I often wish that I had met the people in my life right now, before the people that were previously in it. And if I had met them first, would I have given them the same opportunities I gave the people who were in it in the past? Would they hurt me as I have been hurt, or would they be as they are now? As I've come to know them to be. I really don't know and I can't state otherwise, but as I write to you, my dear readers, at 12 midnight, I can't help but to keep reflecting and pondering over the past; the better decisions I should have made, the things I should have said and refused. It's out of my hands, I know, but it really isn't in my nature to go easy on myself. I am responsible for my life and my choices. I'm responsible for its effect on me as well.
While I'm still in the process of learning to move on and forgiving myself, I have also come to terms with the fact that in order to live a life one doesn't end up regretting, we are responsible for the people we let into our lives, the people we give access, the people we allow to exercise some control over us, based on how vulnerable we become with them.

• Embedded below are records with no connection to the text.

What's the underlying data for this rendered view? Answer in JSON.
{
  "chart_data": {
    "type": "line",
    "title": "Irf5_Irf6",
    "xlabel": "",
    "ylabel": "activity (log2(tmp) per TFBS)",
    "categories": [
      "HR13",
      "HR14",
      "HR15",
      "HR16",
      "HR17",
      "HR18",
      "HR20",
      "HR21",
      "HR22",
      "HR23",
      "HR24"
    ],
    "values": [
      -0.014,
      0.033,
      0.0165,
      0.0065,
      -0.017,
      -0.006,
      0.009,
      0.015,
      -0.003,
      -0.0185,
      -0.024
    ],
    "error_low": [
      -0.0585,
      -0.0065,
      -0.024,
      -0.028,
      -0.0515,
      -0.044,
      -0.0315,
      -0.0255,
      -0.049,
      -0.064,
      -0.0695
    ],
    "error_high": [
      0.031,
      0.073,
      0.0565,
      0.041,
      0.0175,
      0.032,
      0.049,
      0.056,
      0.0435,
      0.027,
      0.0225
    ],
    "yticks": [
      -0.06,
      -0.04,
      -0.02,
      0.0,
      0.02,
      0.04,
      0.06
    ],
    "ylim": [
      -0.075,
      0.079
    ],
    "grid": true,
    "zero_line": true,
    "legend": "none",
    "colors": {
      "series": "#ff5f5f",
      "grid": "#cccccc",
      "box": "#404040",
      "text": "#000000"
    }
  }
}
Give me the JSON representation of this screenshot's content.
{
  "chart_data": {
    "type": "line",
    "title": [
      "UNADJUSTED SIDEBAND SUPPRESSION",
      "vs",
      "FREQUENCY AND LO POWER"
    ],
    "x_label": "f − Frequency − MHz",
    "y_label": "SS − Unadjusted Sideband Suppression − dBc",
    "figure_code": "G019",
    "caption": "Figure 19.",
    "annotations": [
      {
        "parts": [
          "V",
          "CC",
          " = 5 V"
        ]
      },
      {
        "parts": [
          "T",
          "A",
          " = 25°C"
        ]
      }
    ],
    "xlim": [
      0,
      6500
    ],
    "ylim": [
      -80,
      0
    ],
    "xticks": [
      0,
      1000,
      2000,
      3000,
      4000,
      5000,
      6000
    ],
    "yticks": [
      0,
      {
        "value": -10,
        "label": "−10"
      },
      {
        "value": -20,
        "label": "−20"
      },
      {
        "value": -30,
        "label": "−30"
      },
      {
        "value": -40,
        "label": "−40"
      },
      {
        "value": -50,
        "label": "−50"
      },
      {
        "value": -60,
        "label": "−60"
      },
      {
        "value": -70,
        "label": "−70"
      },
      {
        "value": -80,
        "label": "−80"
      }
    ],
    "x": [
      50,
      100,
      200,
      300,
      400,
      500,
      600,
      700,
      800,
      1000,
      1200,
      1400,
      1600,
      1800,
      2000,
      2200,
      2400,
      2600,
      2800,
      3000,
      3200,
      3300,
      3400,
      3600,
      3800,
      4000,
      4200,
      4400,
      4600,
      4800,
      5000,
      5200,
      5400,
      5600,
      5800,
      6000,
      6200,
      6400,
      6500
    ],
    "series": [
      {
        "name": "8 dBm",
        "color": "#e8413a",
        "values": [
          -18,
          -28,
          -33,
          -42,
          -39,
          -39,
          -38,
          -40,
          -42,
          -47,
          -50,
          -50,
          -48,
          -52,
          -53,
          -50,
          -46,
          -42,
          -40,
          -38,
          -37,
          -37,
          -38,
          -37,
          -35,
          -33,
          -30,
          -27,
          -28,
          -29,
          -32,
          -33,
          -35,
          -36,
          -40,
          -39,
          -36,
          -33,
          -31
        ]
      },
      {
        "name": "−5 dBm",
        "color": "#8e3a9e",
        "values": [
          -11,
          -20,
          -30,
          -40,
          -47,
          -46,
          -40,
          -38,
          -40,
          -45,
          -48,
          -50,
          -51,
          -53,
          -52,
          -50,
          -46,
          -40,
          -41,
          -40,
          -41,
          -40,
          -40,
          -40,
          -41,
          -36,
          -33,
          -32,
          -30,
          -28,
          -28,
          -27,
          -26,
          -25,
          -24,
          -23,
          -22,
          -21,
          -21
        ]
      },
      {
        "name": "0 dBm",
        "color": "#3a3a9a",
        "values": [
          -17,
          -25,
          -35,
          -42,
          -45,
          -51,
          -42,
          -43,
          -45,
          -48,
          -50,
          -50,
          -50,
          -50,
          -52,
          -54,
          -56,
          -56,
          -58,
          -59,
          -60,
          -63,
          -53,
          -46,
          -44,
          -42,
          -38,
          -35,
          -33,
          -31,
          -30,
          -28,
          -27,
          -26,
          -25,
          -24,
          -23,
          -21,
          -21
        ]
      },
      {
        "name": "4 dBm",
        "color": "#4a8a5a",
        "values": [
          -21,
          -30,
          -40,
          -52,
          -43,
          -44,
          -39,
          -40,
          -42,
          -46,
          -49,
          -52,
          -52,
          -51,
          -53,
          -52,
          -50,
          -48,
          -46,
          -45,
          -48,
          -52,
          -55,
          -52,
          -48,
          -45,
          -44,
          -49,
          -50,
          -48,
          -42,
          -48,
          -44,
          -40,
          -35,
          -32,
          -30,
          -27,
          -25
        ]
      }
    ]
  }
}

They have the power to make and destroy us.
Although, it has not received a proper diagnosis, but indeed, I believe heartbreak kills. It distablizes a person. You can't function, you can't think, and then it feels like your heart literally got ripped out of your chest. The depression, the sadness, the grief and many more. I know it very well, because I've been there. Heck, I went from being an innocent girl without a single flawed view about the world to a woman that sees gray areas in every situation that presents itself and isn't such a huge fan of "people." Now, I'm in no way urging us not to love or let people in, I'm just stating the need to be more careful with whomever we choose to let in when it comes to our various relationships or friendships. The trauma that comes with not making the best decisions isn't worth the heartache, trust me.
Unfortunately, I can't time travel to change the past, but I'm forging a new life and a new stance. I've buried the past finally and severed the last of the threads that hopefully won't re knot themselves. Ofcourse, the scars from those wounds are evident in my present life but so far, letting go has been like the balm the doctor prescribed.